We evaluated the effects of cow age, supplement intake, body condition and weight on time spent grazing and distance traveled with generalized linear mixed models using individual animal as a random effect.  We hypothesized that individual animal attributed could elicit one of three behavioral responses (linear, pseudothreshold, quadratic).  Variables hypothesized to exhibit a pseudothreshold pattern were tested with asymptotic models by evaluating the natural log of the explanatory variable (ln[x + 0.001]; Dugger et al. 2005, McNew et al. 2015).  We used AICc to evaluate support for competing models reflecting hypotheses about the effects of individual animal attributes on time spent grazing and distance traveled by cattle (Burnham and Anderson 2002).  Models with ΔAICc ≤ 2 that differed from the top model by a single parameter were excluded if confidence intervals of parameter estimates overlapped 0 (ie., were non-informative; Arnold 2010).  When multiple models were supported, we use model-averaged estimates of beta-coefficients (“MuMIn” package for R; Bartoń 2018).  Model fit was then evaluated by calculating marginal and conditional r2 values for generalized linear mixed models (Nakagawa and Schielzeth 2013).

To model dormant season space use by cattle, individual GPS-collared cows were defined as the biological unit of interest in modeling grazing resource utilization within pastures.
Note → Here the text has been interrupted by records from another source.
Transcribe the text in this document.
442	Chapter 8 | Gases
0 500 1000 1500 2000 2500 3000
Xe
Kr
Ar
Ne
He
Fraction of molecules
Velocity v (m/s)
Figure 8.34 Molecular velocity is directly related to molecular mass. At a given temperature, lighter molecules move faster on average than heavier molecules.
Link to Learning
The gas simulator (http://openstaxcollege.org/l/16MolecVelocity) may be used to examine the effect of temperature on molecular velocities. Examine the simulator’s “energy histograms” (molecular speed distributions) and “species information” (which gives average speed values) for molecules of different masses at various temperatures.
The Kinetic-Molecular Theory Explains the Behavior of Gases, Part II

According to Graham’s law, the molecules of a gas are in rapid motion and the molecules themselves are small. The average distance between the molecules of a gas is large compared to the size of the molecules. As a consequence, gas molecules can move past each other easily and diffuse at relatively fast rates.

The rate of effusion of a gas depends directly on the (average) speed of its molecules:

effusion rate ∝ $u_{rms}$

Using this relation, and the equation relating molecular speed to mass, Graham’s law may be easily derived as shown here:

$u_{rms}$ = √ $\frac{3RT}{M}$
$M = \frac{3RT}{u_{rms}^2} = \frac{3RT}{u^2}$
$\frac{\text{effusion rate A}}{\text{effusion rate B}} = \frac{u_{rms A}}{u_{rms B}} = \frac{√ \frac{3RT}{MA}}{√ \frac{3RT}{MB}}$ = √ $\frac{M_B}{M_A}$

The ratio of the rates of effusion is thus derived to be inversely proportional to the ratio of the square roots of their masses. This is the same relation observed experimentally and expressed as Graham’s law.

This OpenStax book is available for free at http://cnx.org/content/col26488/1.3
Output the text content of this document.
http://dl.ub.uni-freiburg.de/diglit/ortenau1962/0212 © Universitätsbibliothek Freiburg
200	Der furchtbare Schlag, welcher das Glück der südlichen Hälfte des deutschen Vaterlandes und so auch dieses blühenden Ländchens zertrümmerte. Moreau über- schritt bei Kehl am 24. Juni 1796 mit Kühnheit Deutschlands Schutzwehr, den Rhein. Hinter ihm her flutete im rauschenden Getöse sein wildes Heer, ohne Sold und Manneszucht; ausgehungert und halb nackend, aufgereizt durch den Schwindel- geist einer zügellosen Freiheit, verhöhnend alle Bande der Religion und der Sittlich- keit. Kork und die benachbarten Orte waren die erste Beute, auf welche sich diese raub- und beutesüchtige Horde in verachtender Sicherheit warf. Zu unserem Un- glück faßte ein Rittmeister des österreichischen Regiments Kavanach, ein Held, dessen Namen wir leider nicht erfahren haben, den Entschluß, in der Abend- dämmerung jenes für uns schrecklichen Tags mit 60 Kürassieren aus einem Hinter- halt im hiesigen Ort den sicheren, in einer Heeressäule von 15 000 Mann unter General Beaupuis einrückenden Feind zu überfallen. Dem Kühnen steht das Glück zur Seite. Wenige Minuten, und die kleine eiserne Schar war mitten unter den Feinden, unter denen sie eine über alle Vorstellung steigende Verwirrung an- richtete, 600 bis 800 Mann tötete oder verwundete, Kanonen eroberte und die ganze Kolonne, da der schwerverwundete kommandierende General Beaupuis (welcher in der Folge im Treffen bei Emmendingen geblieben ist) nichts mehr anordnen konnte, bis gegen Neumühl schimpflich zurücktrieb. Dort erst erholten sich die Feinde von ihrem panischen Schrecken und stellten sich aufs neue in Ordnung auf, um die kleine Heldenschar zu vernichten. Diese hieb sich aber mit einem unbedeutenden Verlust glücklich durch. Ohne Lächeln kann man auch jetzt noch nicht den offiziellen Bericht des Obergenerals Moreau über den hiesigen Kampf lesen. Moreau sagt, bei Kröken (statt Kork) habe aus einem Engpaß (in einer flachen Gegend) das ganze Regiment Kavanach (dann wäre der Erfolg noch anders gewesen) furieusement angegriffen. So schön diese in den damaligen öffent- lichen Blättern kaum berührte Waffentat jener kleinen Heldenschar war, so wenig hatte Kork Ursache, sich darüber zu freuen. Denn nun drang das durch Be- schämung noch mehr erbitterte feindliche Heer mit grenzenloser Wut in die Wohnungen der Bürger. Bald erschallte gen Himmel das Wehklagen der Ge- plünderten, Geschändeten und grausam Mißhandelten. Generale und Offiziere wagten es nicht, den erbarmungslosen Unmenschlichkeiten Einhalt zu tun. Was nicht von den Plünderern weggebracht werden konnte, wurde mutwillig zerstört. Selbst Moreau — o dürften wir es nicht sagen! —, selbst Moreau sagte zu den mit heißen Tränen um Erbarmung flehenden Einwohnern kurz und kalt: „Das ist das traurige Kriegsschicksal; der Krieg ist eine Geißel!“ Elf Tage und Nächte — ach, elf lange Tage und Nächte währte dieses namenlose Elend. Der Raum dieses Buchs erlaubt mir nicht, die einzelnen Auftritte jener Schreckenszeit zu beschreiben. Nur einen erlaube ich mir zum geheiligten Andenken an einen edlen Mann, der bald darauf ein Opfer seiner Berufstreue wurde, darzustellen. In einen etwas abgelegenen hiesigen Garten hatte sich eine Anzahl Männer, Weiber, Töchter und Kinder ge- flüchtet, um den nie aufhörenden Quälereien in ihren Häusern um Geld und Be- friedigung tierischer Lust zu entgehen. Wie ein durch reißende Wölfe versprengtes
We quantified space use as a continuous, probabilistic variable and related to habitat covariates using multiple regression in a resource utilization function analysis (RUF; Marzluff et al. 2004, Winder et al. 2014).  Resource utilization function methods quantify inter-animal variation in resource use and examines use as a probabilistic and continuous metric, allowing for an increase in sensitivity for detecting resource selection (Winder et al. 2014).  Additionally, RUFs treat individual animals as the experimental unit, incorporating an individual’s entire distribution of use, independently, reducing errors associated with location estimation and focus on specific locations (Marzluff et al. 2004, Kertson and Marzluff 2010).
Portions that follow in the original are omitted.